AD AGE's E.J. Schultz cited sources as saying that MillerCoors plans to bring back the classic tagline “Miller Time” for Miller Lite “as a means to lift the brand out of a prolonged slump.” The effort will “replace the ‘Man Up’ campaign by DraftFCB that positioned Lite as a great-tasting beer by mocking men who choose other brands.” DraftFCB, Chicago and Saatchi & Saatchi, N.Y., are the “lead agencies on the campaign.” Miller Lite shipments “dropped by 4.3% in 2011, and market share declined to 7.2% from 7.4%.” A-B’s Bud Light brand “is the overwhelming market-share leader, at 19.1%.” MillerCoors turned to "Man Up" in ‘10 after DraftFCB “won the account in 2009.” The spots feature “what some have called overly ‘sophomoric’ humor” (ADAGE.com, 3/6).
SOMETIMES A FANTASY: YAHOO SPORTS’ Kevin Kaduk noted an ad promoting the release of Sony's "MLB 12: The Show" video game "shows what the streets of Chicago would look like if the Cubs won the World Series.” The ad feels "like a little bit of a kick in the Old Styles considering it's debuting at the outset of a season where the Cubs will be shooting for a fourth-place finish.” However, the fact that it is "extremely well done -- I loved seeing Sluggers and Wiener's Circle getting some play -- more than makes up for it” (SPORTS.YAHOO.com, 3/6).
WHEN DOVE CRIES: AD AGE’s Jack Neff notes Unilever “will ask men to check their phones and watch a video in exchange for free stuff” in their latest ad for Dove Men+Care. The company is “using Viggle, a month-old service that rewards people with points when they check into TV shows or commercials, as a key part of its March Madness campaign” for the brand.

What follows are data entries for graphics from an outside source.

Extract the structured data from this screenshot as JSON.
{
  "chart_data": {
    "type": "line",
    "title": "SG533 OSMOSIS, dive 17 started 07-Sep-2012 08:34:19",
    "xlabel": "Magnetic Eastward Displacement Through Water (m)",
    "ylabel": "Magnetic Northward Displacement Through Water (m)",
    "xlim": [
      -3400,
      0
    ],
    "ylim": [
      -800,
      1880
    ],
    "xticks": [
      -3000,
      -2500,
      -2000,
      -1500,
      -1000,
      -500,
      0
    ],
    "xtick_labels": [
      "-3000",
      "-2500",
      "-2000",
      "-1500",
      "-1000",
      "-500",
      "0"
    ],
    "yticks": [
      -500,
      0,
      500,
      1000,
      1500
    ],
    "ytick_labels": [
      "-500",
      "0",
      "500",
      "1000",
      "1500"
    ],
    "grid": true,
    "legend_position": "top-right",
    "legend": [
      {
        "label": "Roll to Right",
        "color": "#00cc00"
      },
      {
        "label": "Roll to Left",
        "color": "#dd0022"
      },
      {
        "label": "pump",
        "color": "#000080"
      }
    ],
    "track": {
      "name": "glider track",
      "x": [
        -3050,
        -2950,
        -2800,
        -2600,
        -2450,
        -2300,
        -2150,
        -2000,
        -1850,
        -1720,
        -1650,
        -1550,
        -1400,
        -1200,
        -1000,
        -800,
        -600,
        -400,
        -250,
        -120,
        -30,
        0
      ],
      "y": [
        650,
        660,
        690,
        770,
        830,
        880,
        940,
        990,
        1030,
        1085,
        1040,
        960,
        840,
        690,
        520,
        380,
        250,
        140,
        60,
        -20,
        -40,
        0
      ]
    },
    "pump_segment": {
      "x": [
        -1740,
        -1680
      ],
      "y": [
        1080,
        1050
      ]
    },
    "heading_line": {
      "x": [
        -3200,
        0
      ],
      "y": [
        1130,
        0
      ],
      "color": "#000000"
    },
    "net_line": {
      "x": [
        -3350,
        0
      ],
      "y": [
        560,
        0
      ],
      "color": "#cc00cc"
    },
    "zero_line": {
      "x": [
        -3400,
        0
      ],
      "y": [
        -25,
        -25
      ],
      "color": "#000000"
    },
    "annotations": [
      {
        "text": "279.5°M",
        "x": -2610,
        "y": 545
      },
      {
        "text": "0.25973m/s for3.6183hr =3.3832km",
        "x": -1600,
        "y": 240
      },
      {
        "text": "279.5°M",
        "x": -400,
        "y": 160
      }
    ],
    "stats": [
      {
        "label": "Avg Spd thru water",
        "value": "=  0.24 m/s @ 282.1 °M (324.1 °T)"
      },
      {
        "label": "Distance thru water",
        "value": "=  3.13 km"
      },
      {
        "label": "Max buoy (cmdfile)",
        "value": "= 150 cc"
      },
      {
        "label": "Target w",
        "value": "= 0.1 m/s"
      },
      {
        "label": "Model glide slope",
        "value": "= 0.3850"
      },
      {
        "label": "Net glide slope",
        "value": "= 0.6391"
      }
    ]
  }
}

Viggle “recognizes audio signals from TV programs and rewards points based on what the networks or sponsors are willing to fund.” The latest installments of Dove Men+Care "Journey to Comfort" campaign feature TNT analyst Shaquille O'Neal, Suns G Steve Nash and Michigan State men's basketball coach Tom Izzo “recounting formative moments in their lives” (ADAGE.com, 3/6).
NEVER AT A LOSS OF INVENTORY: In Boston, Dan Shaughnessy noted during Red Sox Spring Training games at JetBlue Park, stolen bases "are sponsored and announced to the crowd: ‘That stolen base brought to you by …’” (BOSTON GLOBE, 3/5).